Gugu: Brincadeira, as coisas não vão tão longe assim. E a gente ensina isso porque hoje em dia há um
esquecimento total delas. E essas são coisas que realmente não devem ser perdidas.

Então, voltando. Se nos três planetas do lado lunar o semicírculo foi subindo, no lado contrário teremos
um processo semelhante. O lado contrário começa com Vênus, lá na altura do amarelo.

O símbolo de Vênus, se vocês observarem, é composto de dois elementos: a cruz e o círculo inteiro. Se o
semicírculo representa uma receptividade, uma disposição receptiva, o círculo inteiro representa um
continente, algo que já é possuído. O círculo determina um espaço fechado, então isso é o que nós já
temos. Ele representa, então, algum tipo de perfeição, de completude; representa algo perfeito que nós já
temos. No caso do símbolo de Vênus, esse algo perfeito está apoiado na cruz dos elementos. Então,
Vênus representa o quê? Representa perfeições conhecidas no mundo sensorial, aquilo que percebemos
no mundo sensível e pensamos: “Nossa, como isso é belo!” “Nossa, como isso é bom!” “Nossa, como
isso é delicado!” “Nossa, como isso é grandioso!” “Nossa, como isso é nobre!” São as imagens de
perfeição que nós temos na nossa experiência. Mas vocês podem perguntar: “O círculo não seria uma
espécie de representação do solipsismo também?
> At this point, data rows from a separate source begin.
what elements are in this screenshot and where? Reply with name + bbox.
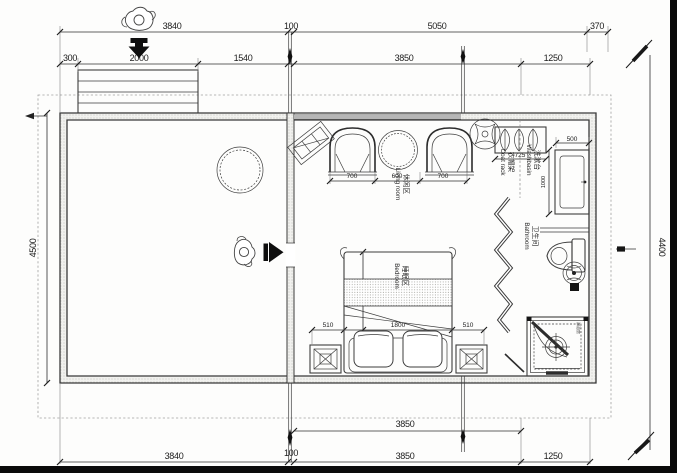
dim-basin-500: 500 [567,136,578,143]
dim-bottom-3850: 3850 [396,451,415,461]
left-room [217,147,284,267]
sheet-border-bottom [0,466,677,473]
deck-outline [38,95,611,418]
folding-partition [496,198,511,332]
nightstand-right [456,345,487,373]
person-icon-entrance [122,7,155,30]
bedroom: 睡眠区 Bedroom [310,248,487,373]
pillow-left [354,331,393,367]
grid-post-right [461,46,466,452]
dim-top-1250: 1250 [544,53,563,63]
round-table [217,147,263,193]
floor-drain [563,262,585,284]
dim-top-300: 300 [63,53,77,63]
coat-rack-label-zh: 衣帽架 [507,152,516,173]
living-label-en: Living room [394,168,401,201]
dimension-text: 3840 100 5050 370 300 2000 1540 3850 125… [28,21,667,461]
right-dim-slash-top [626,40,652,68]
dim-top-1540: 1540 [234,53,253,63]
armchair-right [425,128,474,175]
bathroom-label: 卫生间 Bathroom [523,222,540,249]
shower-cabin: 淋浴房 [527,317,588,376]
living-label-zh: 休闲区 [402,174,411,195]
entrance-steps [78,70,198,113]
dim-right-4400: 4400 [657,238,667,257]
living-room-label: 休闲区 Living room [394,168,411,201]
corner-cabinet [288,121,335,164]
dim-bed-510-left: 510 [323,322,334,329]
washbasin-label-en: Washbasin [525,145,532,176]
tea-table [379,131,418,170]
dim-top-5050: 5050 [428,21,447,31]
interior-arrow-right [264,242,284,263]
coat-rack-label-en: Coat rack [499,149,506,177]
shower-label-zh: 淋浴房 [576,322,582,334]
dim-top-100: 100 [284,21,298,31]
interior-door-opening [286,243,295,267]
armchair-left [328,128,377,175]
dim-basin-1000: 1000 [541,176,547,188]
washbasin-fixture: 洗漱台 Washbasin [525,145,589,214]
dim-left-4500: 4500 [28,238,38,257]
living-room-window [294,114,461,119]
dim-bottom-1250: 1250 [544,451,563,461]
grid-marker [461,49,466,64]
dim-bottom-inner-3850: 3850 [396,419,415,429]
grid-marker [288,429,293,446]
dim-bed-510-right: 510 [463,322,474,329]
bedroom-label-zh: 睡眠区 [401,266,409,287]
dim-chair-700: 700 [347,173,358,180]
floor-plan-canvas: 3840 100 5050 370 300 2000 1540 3850 125… [0,0,677,473]
bathroom-label-zh: 卫生间 [531,226,540,247]
dim-bottom-100: 100 [284,448,298,458]
dim-bottom-3840: 3840 [165,451,184,461]
living-room: 休闲区 Living room [288,119,500,200]
bathroom-label-en: Bathroom [523,222,530,249]
sheet-border-right [670,0,677,473]
pillow-right [403,331,442,367]
right-dim-mid-marker [616,246,636,251]
left-leader-arrow [25,113,47,119]
bathroom-fitting [570,283,579,291]
dim-top-3840: 3840 [163,21,182,31]
bathroom-door-leaf [505,354,524,372]
nightstand-left [310,345,341,373]
dim-top-370: 370 [590,21,604,31]
dim-chair-700: 700 [438,173,449,180]
washbasin-label-zh: 洗漱台 [533,150,542,171]
washbasin-label: 洗漱台 Washbasin [525,145,542,176]
dim-top-3850: 3850 [395,53,414,63]
floor-plan-drawing: 3840 100 5050 370 300 2000 1540 3850 125… [0,0,677,473]
person-icon-interior [234,237,255,267]
coat-rack-label: 衣帽架 Coat rack [499,149,516,177]
bedroom-label-en: Bedroom [393,263,400,289]
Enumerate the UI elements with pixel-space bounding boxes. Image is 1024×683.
Uma coisa fechada em si mesmo?” Em geral, o círculo
pode simbolizar um solipsismo, mas não no simbolismo astrológico. Veja bem, a realidade, para o
homem, é composta de três coisas: aquilo que não temos, mas que podemos receber; aquilo que não
temos e que não podemos receber; e aquilo que já temos. O que podemos receber já está lá representado
nos semicírculos. O que não temos, aquilo de que estamos separados, é o mundo! Temos dentro de nós o
nosso “eu”, nossa psicologia; e o mundo está fora disso. E esse [o círculo] é o terceiro elemento da nossa
experiência, ou seja, aquilo que já temos. Percebam que usei todos esses termos como “temos”, pois
tenho Saturno em Touro, e este é o signo da posse. “O que eu não tenho e não posso ter; o que eu não
tenho, mas posso ter; e o que eu tenho.” Mas também poderia dizer: “O que eu não sou e nem posso ser; o
que eu não sou, mas posso ser; e o que eu sou.” Ou então: “O que eu não sei e nem posso saber; o que eu
não sei, mas posso saber; e o que eu sei.” Reparem que a experiência toda sempre é dividida nesse
ternário. E, olha só, o que temos é o fato completo. O que não temos, dividimos em duas categorias:
aquilo que podemos vir a ter, e aquilo que nunca teremos. O que já está realizado, o que é pleno, é
representado pelo círculo. No caso de Vênus, é o círculo apoiado na cruz. Ele [o círculo] representa
aquilo que há de bom e agradável no mundo. É por isso que, na astrologia, Vênus é um planeta benéfico;
e Júpiter também. Eles simplesmente representam as situações de nossas vidas que são agradáveis e boas;
usando “boas” no sentido comum da palavra: “Ai, como essa comida é boa!” “Ai, como essa mulher é
boa!” Não uso essa palavra [boa] no sentido metafísico, nem no sentido moral. É no sentido concreto.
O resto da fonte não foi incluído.